Neurofibromatosis type 1 (NF1) is a progressive rare genetic disorder that frequently involves the development of plexiform neurofibromas (PN). Until recently, there was no approved pharmacological treatment for adults with NF1-PN, and the disease burden is not well understood. This real-world retrospective study aimed to describe treatment patterns, healthcare resource utilization (HRU), and costs among adults with NF1-PN in the US.

Methods

Data were obtained from the Merative™ MarketScan® Commercial and Medicare Databases (01/01/2016-12/31/2022). Adults diagnosed with NF1 and PN were matched to controls without NF1-PN on sociodemographic characteristics (1:5 ratio). Continuous enrollment for ≥ 12 months before and ≥ 3 months after the index diagnosis (defined as the latter of NF1 or PN diagnosis by ICD-10-CM codes) was required for all patients. Treatment patterns, all-cause, and NF1/PN-specific HRU and costs were characterized during the follow-up period. A generalized linear model with Poisson or Tweedie distribution was used to compare all-cause HRU and costs, respectively, between patients and controls.

Results

This study included 944 patients with NF1-PN and 4,720 controls. The mean age was 39.6 (standard deviation: 15.6) years and 59.6% were female.

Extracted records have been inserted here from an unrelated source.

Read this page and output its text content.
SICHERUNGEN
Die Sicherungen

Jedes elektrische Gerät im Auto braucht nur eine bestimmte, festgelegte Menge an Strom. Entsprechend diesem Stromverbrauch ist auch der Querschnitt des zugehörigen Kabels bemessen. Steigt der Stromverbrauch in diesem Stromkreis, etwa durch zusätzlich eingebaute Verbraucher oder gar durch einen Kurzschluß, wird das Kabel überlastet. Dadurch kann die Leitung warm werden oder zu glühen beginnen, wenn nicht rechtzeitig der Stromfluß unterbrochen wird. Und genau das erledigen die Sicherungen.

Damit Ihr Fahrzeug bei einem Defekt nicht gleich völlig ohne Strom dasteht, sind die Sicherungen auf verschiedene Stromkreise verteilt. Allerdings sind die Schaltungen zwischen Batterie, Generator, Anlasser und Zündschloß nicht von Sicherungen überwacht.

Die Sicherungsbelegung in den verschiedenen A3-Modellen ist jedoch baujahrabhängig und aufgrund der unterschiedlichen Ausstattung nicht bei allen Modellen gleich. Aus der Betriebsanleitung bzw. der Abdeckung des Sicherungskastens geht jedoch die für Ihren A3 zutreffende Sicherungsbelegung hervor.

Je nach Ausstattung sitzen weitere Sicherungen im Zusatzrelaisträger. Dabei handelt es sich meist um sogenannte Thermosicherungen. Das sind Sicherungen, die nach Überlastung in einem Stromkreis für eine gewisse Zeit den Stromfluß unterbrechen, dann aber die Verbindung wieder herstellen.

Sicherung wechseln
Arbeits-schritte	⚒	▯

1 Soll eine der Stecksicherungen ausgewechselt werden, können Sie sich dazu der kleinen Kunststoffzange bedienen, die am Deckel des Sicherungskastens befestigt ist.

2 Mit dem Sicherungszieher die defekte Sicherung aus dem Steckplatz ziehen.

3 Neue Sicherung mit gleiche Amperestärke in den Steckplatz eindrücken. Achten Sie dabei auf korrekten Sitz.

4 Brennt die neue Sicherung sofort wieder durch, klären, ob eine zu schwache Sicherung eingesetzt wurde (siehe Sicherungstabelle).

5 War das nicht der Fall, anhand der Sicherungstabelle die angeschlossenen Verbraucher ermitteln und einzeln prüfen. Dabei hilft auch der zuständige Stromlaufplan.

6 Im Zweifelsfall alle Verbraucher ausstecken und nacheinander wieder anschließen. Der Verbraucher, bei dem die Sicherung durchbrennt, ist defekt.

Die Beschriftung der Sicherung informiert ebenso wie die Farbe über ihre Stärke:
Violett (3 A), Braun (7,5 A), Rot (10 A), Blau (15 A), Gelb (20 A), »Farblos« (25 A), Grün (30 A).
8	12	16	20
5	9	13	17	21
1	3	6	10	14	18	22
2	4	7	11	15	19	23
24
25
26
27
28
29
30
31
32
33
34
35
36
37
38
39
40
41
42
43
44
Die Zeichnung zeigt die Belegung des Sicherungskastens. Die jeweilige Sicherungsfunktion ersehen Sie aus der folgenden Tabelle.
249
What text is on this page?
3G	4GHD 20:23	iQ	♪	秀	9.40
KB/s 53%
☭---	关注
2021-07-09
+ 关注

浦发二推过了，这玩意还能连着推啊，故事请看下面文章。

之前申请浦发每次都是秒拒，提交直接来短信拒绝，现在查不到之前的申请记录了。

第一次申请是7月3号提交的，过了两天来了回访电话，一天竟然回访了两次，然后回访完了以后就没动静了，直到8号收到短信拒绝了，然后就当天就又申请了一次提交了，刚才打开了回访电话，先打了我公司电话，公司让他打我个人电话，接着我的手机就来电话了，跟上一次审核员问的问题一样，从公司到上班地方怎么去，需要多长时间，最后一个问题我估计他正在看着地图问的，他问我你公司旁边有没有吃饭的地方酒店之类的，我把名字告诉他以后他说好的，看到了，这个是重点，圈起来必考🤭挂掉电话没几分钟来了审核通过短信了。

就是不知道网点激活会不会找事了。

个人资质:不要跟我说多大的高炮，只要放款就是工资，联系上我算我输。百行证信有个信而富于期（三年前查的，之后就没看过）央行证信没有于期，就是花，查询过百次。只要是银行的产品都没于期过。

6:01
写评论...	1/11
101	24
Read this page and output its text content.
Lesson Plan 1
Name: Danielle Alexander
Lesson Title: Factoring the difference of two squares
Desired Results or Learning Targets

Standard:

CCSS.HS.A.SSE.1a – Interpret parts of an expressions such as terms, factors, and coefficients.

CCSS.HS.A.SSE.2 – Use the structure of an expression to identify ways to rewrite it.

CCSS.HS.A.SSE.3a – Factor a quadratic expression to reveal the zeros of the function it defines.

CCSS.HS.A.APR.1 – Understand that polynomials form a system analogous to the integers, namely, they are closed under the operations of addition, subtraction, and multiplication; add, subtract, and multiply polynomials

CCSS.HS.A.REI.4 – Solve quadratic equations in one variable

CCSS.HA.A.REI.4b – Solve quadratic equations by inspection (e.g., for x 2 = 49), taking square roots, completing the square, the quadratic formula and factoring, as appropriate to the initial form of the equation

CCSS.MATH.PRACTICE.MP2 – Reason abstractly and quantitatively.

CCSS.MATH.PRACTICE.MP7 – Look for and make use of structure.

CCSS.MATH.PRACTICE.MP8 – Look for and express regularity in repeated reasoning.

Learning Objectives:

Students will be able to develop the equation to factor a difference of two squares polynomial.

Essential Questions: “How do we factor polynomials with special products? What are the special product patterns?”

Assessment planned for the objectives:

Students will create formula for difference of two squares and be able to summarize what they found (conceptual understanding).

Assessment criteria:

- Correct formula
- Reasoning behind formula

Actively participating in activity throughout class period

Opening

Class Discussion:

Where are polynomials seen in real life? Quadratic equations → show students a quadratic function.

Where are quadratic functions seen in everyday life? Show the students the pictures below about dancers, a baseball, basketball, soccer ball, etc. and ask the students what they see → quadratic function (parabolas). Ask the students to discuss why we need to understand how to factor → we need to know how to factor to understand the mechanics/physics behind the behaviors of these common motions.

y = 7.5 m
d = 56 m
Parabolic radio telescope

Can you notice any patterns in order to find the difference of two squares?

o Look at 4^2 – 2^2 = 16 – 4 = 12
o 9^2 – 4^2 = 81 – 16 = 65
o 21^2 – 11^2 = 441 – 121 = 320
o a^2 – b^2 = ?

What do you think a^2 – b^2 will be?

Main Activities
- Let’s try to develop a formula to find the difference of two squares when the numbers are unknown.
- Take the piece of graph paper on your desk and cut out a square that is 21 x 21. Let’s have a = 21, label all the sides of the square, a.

Over a mean follow-up of 25.8 months, the most common treatment among patients with NF1-PN was prescription pain medication (69.5%), followed by debulking surgeries (22.9%), cytotoxic chemotherapy (7.0%), radiotherapy (4.8%), and targeted therapies (e.g., MEK inhibitors) (4.7%). All-cause HRU was significantly higher among patients than controls across all settings (1.6 vs. 0.27 inpatient days per patient per year [PPPY], 18.8 vs. 9.1 outpatient visits PPPY, 0.80 vs. 0.53 emergency department visits PPPY), with adjusted incidence rate ratios of 1.4 to 4.2 (all p < 0.001). Among patients with NF1-PN, 53% and 18% of all-cause inpatient days and outpatient visits, respectively, were attributable to an NF1 or PN diagnosis. The adjusted mean total healthcare costs were $23,516 PPPY higher among the NF1-PN ($34,398 PPPY) versus matched control ($6,149 PPPY) cohort, with a cost ratio of 4.3 (p < 0.001).

Conclusions

This real-world study identified a substantially higher HRU and economic burden among adult patients with versus without NF1-PN across all settings, highlighting the need for new treatments to manage NF1-PN among this population.